From 'Freedom City' to Freedom of Thought
by Nobuyoshi Sakajiri
Asia Society Bernard Schwartz Fellow
“Freedom City” is the name of the apartment building in Beijing where Hu Jia, 35, who received the European Parliament’s 2008 Sakharov Prize for Freedom of Thought on October 23, lived with his family until he was arrested last December. The outspoken human rights activist known for his work with Chinese citizens infected with HIV/AIDS is now serving a three-and-a-half-year prison sentence for “inciting subversion against the state.”
The Sakharov Prize for Freedom of Thought, named in honor of the Soviet physicist and political dissident Andrei Sakharov, is awarded by the European Parliament every year to individuals who have made an important contribution to the fight for human rights or democracy. The prize ceremony will take place in Strasbourg on December 17, but Hu Jia will most likely not be present.
The last time I saw Hu was a year ago, a day after his daughter Qianci was born. ”My wife delivered our baby!,” said Hu’s text message. I visited them the next morning at the hospital in Beijing and found at least three plainclothes police officers. They would walk around, and look into the room his wife, Zeng Jinyan, 25, shared with five other patients.
Hu rattled the Chinese Communist Party by being “a pipeline” of information, providing the international community with first-hand information about the government’s systematic crackdown on Chinese human rights activists prior to the Olympic Games.
In his e-mails to journalists, he attached copies of the arrest warrants given to the families of the detained activists, audio recordings of the activists’ families, and videos showing the brutality of the local police.

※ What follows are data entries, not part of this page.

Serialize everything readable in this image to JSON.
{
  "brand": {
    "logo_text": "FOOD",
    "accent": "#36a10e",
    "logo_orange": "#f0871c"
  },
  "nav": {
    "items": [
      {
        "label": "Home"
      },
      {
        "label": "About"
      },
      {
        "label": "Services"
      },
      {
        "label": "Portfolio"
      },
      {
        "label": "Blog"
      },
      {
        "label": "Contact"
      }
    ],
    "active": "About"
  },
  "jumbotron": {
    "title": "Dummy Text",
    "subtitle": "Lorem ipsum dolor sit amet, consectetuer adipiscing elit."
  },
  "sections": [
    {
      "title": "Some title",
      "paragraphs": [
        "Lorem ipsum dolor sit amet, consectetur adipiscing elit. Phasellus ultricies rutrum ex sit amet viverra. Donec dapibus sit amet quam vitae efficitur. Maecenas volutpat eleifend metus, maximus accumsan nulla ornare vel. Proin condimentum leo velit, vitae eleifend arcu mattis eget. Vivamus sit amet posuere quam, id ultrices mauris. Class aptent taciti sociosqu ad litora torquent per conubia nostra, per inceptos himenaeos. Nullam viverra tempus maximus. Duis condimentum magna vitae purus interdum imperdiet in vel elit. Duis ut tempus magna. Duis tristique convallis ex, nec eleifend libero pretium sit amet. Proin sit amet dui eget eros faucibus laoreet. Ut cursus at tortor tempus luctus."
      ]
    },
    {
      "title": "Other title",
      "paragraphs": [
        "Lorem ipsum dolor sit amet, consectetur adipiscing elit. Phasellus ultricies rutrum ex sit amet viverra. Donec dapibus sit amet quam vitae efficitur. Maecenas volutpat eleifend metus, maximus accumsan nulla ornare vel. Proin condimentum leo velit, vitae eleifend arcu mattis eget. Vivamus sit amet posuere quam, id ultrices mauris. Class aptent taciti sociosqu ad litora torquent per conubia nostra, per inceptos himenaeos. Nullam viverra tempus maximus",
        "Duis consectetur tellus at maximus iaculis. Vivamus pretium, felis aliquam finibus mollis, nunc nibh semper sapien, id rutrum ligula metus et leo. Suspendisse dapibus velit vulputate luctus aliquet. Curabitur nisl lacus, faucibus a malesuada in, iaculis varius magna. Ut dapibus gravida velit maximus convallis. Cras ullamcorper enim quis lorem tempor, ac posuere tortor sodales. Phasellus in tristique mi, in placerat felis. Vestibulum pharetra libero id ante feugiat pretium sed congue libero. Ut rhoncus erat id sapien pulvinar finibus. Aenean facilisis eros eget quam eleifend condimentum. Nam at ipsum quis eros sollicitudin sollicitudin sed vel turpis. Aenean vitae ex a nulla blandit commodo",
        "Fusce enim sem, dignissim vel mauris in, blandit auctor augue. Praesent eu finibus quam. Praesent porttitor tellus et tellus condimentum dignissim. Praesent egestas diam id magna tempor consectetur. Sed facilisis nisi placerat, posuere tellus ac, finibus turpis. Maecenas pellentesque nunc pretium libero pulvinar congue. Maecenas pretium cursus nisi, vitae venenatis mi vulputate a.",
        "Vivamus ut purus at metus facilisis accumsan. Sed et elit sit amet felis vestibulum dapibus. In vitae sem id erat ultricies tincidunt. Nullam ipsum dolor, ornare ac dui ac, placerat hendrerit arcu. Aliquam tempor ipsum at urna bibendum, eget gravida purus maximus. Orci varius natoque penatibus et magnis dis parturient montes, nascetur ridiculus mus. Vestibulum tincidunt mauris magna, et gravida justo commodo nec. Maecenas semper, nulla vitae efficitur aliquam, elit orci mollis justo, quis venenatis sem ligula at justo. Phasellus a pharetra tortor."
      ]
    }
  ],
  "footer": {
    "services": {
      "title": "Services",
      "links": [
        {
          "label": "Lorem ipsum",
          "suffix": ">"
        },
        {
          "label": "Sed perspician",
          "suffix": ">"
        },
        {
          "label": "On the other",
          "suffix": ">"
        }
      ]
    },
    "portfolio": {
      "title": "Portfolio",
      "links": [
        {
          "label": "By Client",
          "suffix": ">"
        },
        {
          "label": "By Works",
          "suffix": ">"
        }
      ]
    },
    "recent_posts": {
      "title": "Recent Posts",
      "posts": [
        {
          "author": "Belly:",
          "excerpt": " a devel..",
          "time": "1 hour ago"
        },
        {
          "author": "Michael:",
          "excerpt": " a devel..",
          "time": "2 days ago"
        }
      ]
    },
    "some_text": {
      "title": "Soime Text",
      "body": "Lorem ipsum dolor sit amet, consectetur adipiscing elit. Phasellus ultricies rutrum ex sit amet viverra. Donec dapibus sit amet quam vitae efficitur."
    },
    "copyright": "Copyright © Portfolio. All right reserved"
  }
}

He became an important source for journalists and diplomats in Beijing and international human rights groups.
After taking Hu Jia away from “Freedom City,” six policemen stayed in Hu’s house for several days and monitored his wife, Zeng Jinyan, a famous blogger, who was selected as one of TIME Magazine’s 100 most influential people in the world in 2007. According to Zeng, policemen even forced her to leave the door open every time she went to the bathroom, allegedly for her “safety.”
I visited Zeng in February when she and her daughter were still under house arrest. The police stayed in a room right above their apartment. Visitors were strictly screened—just before my interview two German and French diplomats tried to see Zeng, but the police wouldn’t let them. “You are the first guest since his arrest,” she told me. But after her verbal welcome, she used a pen and paper to communicate with me because she didn’t want the conversation to be recorded by the policemen. At the end of our conversation, she wrote, “My one and only wish now is [to] get him back.”
August 7, the day before the opening ceremony of the Olympics, Zeng said Beijing police escorted her and her daughter from their home to see Hu Jia in jail. But after a short meeting with him, Zeng and her daughter were kept incommunicado in the coastal city of Dalian until August 23, the day before the end of the Games. They were detained without any charge.
By arresting Hu, the CCP thought it could shut off the faucet that was leaking information on its human rights abuses. Chinese President Hu Jintao had given great emphasis to the successful hosting of the Games as a symbol of “China’s capability of making more contributions to human civilization.”
The slogan of the Games was “One Dream, One World”—but Hu Jia had a different dream. “I want 2008 to be China’s human rights year,” he once told me.
Hu suffers from cirrhosis but the Chinese government has rejected Zeng’s application for Hu’s medical parole. Like Wei Jingsheng who received the 1996 Sakharov Prize and Wang Dan—Chinese activists who led the democracy movement in the late '70s and '80s and who are now living in exile—China may send Hu out of the country for medical treatment in order to reduce his influence inside China. But I’m not sure if Hu Jia, who calls himself a “patriot,” would accept it. Whether he would be able to return to “Freedom City," nobody knows.
Nobuyoshi Sakajiri is a Bernard Schwartz Fellow at the Asia Society and was a Beijing correspondent for the Japanese newspaper Asahi Shimbun from April 2005 to August 2008. The views expressed are his own.